Graham credited Evangelical Christians as the anchor of the Republican Party’s support for Israel while urging pastors and politicians alike to strengthen education for younger Americans. “In parts of the media, Israel is the bad guy. In the Bible, Israel is the good guy. Education matters,” he said.
Graham’s optimism is tempered by a warning that time favors Hamas if Israel waits too long to resume operations should disarmament fail. “As this drags on, the harder it is to go back,” he said. “More civilians return, more booby traps go down, and you risk more Israeli soldiers’ lives.”
He said the region stands at an inflection point. “We live in historic times. If Hamas regenerates, good luck convincing Hezbollah to disarm. If Hamas is permanently removed and Gaza is rebuilt by partners who reject radical Islam, everything else gets easier.”
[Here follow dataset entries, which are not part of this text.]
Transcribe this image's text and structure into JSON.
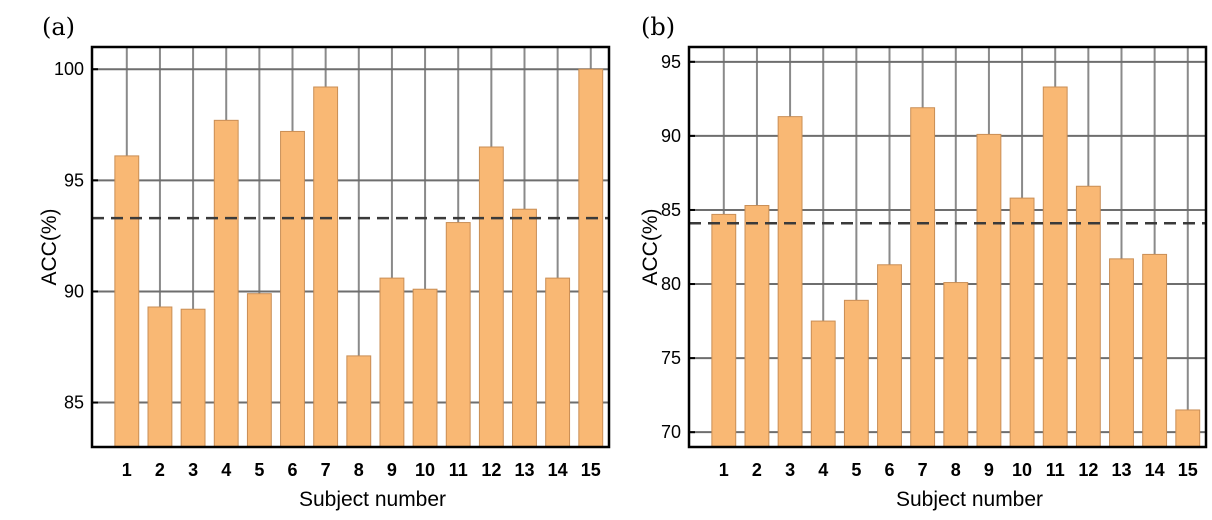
{
  "chart_data": [
    {
      "panel": "(a)",
      "type": "bar",
      "xlabel": "Subject number",
      "ylabel": "ACC(%)",
      "categories": [
        "1",
        "2",
        "3",
        "4",
        "5",
        "6",
        "7",
        "8",
        "9",
        "10",
        "11",
        "12",
        "13",
        "14",
        "15"
      ],
      "values": [
        96.1,
        89.3,
        89.2,
        97.7,
        89.9,
        97.2,
        99.2,
        87.1,
        90.6,
        90.1,
        93.1,
        96.5,
        93.7,
        90.6,
        100.0
      ],
      "mean_line": 93.3,
      "ylim": [
        83,
        101
      ],
      "yticks": [
        85,
        90,
        95,
        100
      ],
      "bar_color": "#f9b874",
      "grid": true
    },
    {
      "panel": "(b)",
      "type": "bar",
      "xlabel": "Subject number",
      "ylabel": "ACC(%)",
      "categories": [
        "1",
        "2",
        "3",
        "4",
        "5",
        "6",
        "7",
        "8",
        "9",
        "10",
        "11",
        "12",
        "13",
        "14",
        "15"
      ],
      "values": [
        84.7,
        85.3,
        91.3,
        77.5,
        78.9,
        81.3,
        91.9,
        80.1,
        90.1,
        85.8,
        93.3,
        86.6,
        81.7,
        82.0,
        71.5
      ],
      "mean_line": 84.1,
      "ylim": [
        69,
        96
      ],
      "yticks": [
        70,
        75,
        80,
        85,
        90,
        95
      ],
      "bar_color": "#f9b874",
      "grid": true
    }
  ]
}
He also pushed back on fatalism about Palestinian society. “Do not tell me things cannot change,” he said. “Germany and Japan were the most radicalized places on the planet. Over the arc of time, they changed. I would never ask Israel to accept a Palestinian state that could generate another October 7. But over time, with different leadership and real security guarantees, you can have a Palestinian partner that lives in peace with Israel.”
The bottom line, in Graham’s telling, is a sequence that begins with force and ends with a political destination that preserves Israel’s Jewish and democratic character.
“Wipe out Hamas. Press Hezbollah to disarm or face consequences. Isolate Iran. Bring in Arab partners to rebuild Gaza with performance-based benchmarks. Give Israel the lines and the freedom of action it needs,” he said. “Then, keep your eyes on the horizon. If you pretend the Palestinians will vanish, or that one state is viable, you are not being honest with Israel or with yourself.
“Being pro-Israel means telling hard truths,” Graham said. “The only path that keeps Israel Jewish and democratic is a two-state framework, when the conditions are real. That is the reality friends should say out loud.”